L’agréable amertume du cacao lui tira une petite grimace satisfaite, et elle s’étira.

— Enfin, les prêtres disent que les signes sont là. Le jeûne pour préparer l’équinoxe commencera après-demain.

— Concernant l’équinoxe, Dimitri. Faut-il vraiment que je me tienne éloignée ? Habituellement je ne pars pour les Cénotes que la semaine qui suit la cérémonie…

Dimitri ne parut pas surpris, mais prit le temps de réfléchir à ce qu’il allait répondre.

— Je conçois que Mademoiselle souhaite rester. L’équinoxe est une période importante, et le choix du futur roi l’est encore plus…

— Mais ? Coupa Diane.

— Mais je pense que les événements pourraient dégénérer. Et je ne suis pas le seul. Les Egys le pensent, les prêtres le pensent, les domestiques le pensent. Aucun de vos frères n’a pour habitude de céder. Ils montent des coalitions, sèment la discorde parmi les officiers. En ville un marchand de Chinampan m’a dit qu’ils avaient cessé de remplir les greniers à maïs de peur de les voir brûler. Je préférerais vous savoir aux Cénotes.

Diane étudia un instant son air troublé, et se leva, sa tasse à la main. Difficile de refuser d’entendre ses arguments, mais elle n’aimait pas l’idée de se dérober au danger.

Elle s’éloigna un peu vers la fenêtre ouverte, faisant cliqueter ses ongles sur l’émail cuit.

— Parce que j’aurai plus de chances de m’en sortir ?

Trois voitures lourdement chargées attendaient leurs voyageurs au pied du grand escalier.

— Parce que si vos frères s’entretuent, la couronne aura plus de chances de s’en sortir.

Diane fronça les sourcils. Plusieurs familles de prêtres montaient maintenant dans les diligences.

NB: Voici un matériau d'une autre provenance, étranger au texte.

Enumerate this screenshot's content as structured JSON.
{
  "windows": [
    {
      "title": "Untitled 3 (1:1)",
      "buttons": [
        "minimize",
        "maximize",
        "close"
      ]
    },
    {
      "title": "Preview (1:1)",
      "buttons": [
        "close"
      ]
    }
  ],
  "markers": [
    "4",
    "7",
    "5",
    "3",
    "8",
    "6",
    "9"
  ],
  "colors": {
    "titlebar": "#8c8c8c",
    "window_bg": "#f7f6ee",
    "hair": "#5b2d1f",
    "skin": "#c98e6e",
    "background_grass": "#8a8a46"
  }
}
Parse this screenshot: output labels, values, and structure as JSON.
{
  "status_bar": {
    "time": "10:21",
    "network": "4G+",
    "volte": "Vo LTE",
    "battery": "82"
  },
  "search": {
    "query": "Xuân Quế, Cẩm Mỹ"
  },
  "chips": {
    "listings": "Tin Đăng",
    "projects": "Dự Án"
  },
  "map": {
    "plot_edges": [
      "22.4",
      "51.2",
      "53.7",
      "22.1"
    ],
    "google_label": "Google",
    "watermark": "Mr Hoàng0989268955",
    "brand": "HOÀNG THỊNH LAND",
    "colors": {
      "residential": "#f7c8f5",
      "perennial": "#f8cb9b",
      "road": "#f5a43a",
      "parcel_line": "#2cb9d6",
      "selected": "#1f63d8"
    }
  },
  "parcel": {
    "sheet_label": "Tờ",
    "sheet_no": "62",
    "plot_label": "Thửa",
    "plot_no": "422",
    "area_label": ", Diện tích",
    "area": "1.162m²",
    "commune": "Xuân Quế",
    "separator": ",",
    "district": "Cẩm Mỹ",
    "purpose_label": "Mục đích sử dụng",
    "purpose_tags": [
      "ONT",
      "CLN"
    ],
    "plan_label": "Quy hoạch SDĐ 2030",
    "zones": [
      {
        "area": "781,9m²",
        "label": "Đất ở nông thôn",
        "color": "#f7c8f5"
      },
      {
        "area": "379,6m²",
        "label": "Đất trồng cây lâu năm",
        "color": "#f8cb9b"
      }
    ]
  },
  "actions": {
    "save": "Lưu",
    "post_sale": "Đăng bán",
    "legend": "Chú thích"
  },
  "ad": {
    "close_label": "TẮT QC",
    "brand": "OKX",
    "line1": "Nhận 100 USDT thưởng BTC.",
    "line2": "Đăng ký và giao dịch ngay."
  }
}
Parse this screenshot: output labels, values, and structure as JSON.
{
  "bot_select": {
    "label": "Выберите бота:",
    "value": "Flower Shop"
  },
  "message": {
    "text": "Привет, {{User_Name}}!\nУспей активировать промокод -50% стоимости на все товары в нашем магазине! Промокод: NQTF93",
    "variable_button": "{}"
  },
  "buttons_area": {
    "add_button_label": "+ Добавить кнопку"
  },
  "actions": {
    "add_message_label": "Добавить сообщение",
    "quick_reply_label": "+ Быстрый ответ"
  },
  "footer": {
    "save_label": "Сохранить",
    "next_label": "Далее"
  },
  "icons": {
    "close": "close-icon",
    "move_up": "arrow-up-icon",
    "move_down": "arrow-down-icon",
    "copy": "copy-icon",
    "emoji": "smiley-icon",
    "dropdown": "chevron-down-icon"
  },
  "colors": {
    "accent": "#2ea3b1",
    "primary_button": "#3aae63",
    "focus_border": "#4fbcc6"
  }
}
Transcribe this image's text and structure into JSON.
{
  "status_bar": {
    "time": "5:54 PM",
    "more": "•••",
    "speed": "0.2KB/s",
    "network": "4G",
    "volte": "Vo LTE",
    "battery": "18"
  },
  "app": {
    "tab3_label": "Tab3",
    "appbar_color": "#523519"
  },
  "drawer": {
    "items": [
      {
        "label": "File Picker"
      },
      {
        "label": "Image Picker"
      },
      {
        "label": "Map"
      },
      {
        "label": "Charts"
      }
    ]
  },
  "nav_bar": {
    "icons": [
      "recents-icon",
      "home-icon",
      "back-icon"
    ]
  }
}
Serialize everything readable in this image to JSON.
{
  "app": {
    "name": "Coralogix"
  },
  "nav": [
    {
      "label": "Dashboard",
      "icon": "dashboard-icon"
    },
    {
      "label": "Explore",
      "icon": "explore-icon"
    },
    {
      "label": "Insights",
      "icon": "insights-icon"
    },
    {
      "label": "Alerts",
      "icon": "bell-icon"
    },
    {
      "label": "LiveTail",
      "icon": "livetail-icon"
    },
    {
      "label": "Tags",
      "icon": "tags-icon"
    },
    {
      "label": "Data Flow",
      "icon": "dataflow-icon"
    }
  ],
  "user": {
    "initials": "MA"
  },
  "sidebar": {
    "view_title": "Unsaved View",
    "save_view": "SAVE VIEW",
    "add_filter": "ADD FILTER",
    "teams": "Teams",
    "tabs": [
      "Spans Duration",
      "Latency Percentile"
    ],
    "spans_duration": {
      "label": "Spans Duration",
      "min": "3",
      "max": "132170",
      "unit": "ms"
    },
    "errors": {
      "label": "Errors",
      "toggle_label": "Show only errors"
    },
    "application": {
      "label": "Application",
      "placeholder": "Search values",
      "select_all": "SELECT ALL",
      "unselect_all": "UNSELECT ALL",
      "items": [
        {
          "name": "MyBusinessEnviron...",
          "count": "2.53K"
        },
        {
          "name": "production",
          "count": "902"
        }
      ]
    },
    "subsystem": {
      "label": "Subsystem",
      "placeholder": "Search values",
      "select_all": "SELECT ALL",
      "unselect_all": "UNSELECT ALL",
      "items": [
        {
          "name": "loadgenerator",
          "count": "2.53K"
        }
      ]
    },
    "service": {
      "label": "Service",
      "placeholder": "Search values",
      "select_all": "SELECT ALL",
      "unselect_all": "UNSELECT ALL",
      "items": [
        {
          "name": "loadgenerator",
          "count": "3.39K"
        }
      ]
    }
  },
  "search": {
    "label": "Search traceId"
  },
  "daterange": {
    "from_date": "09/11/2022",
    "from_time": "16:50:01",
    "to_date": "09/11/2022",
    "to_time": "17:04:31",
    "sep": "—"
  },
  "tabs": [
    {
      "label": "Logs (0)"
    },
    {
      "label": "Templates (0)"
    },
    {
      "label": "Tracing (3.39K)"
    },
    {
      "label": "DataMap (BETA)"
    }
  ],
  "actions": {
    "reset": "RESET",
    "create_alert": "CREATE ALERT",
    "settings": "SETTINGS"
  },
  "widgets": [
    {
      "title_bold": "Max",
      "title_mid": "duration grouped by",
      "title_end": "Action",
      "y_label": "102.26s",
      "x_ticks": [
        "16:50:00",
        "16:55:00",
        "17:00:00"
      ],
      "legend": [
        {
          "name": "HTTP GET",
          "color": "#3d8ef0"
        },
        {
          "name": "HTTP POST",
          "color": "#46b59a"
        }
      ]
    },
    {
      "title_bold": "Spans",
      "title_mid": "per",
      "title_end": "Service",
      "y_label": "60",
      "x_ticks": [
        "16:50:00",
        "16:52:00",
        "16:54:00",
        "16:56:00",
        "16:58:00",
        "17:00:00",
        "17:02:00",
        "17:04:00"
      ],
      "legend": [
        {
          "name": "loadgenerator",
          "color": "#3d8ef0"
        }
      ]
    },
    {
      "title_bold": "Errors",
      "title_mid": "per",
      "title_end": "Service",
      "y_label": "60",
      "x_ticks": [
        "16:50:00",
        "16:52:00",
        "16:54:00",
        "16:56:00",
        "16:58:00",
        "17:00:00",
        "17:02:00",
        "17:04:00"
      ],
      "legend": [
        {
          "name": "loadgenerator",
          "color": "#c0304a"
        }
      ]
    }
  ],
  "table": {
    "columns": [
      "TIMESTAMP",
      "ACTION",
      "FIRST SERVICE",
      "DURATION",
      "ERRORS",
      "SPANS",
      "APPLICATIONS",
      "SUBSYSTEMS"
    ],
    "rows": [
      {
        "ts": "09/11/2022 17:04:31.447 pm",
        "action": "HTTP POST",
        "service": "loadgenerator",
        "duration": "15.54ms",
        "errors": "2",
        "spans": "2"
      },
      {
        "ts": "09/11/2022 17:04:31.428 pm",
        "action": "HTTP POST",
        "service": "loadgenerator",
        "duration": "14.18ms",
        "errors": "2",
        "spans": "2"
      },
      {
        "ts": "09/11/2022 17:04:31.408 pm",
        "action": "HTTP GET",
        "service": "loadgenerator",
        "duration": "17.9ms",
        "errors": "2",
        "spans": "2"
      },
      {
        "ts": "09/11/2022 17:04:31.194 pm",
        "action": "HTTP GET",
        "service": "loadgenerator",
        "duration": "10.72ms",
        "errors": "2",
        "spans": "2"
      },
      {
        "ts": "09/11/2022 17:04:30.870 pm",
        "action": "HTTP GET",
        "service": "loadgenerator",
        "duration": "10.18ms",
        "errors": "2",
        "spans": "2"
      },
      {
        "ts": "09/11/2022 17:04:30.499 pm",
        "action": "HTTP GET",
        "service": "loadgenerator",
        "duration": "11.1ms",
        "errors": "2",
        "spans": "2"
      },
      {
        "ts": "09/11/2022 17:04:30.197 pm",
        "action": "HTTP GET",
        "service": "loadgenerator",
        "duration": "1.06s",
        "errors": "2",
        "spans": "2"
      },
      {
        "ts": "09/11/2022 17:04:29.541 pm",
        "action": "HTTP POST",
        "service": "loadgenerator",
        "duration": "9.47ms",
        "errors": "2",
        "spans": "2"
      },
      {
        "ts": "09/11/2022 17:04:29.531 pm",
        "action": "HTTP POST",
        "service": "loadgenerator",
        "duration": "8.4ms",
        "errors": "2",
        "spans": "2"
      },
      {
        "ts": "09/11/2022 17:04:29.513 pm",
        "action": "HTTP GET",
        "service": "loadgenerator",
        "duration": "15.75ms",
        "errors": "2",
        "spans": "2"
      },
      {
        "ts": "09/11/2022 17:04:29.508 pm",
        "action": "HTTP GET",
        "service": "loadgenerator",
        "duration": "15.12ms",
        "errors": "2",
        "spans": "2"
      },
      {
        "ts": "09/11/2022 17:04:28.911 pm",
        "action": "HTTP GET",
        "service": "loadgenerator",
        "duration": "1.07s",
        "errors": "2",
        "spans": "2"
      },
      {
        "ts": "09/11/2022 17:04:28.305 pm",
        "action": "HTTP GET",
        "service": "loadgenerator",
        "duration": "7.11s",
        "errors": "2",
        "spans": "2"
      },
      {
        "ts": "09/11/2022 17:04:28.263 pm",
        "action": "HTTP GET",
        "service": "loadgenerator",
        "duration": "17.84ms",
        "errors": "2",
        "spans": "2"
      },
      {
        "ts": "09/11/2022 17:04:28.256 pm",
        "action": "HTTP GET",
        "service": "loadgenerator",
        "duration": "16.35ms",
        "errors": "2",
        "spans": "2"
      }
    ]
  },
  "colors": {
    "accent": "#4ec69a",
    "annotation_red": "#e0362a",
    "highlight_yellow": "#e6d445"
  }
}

Les rats quittaient le navire.

— Mademoiselle ?

— Je vais y réfléchir.

 

La voiture de l’ambassadeur fit son apparition à treize heures sonnantes sur l’étroit pont qui permettait l’accès cavalier depuis le centre ville.

Diane vérifia l’état de sa tunique blanche, rajusta la longue étoffe bleue qui lui serrait la taille et s’assura qu’elle n’avait pas perdu de bijou, surtout la petite boucle en or qui avait tendance à tomber de son nez. Elle n’avait pas regardé la note, mais après ses cinq ans à l’internat, elle n’en avait pas besoin pour savoir que l’émissaire serait ravi.

Elle s’avança sur le perron ouvert à tous vents en frissonnant, soulagée de voir le coche de l’ambassadeur reprendre le galop pour traverser le jardin nord et la cour d’honneur. Peu de temps après, les chevaux passaient les piliers ocelot et s’arrêtaient au pied des marches  sculptées en soufflant.

Tandis que les palefreniers et valets s’activaient, Diane prit son mal en patience. Finalement, un homme aux cheveux grisonnants descendit par la porte ouverte par un domestique.

Oh, misère… même en prenant pour comparaison le valet, dans la moyenne, et pas sa propre, et excessive, personne, il était fâcheusement petit.

Même en se tassant de son mieux il n’aurait d’autre choix que de se tordre le cou pour lui adresser la parole. Heureusement qu’elle avait opté pour une coiffe basse, au moins il n’aurait pas l’impression que l’on se gaussait de lui.

Elle se para de son plus beau sourire, descendit lentement à sa rencontre, ignorant volontairement le coup d’oeil millimétré qui la parcourut, et le salua profondément.

— Mademoiselle, fit l’homme avec un accent encore plus prononcé que celui de Dimitri. C’est un honneur que de faire votre rencontre.

— Votre excellence, répondit-elle d’un ton affable, au nom de l’ensemble de notre famille, je vous souhaite la bienvenue à Chantelli.

D’un geste, Diane l’invita à monter l’escalier, et lui emboîta le pas - prenant soin de rester une marche en-dessous. D’un autre, elle signala au majordome de faire son possible pour limiter l’impact de la différence de taille. En espérant qu’il comprenne.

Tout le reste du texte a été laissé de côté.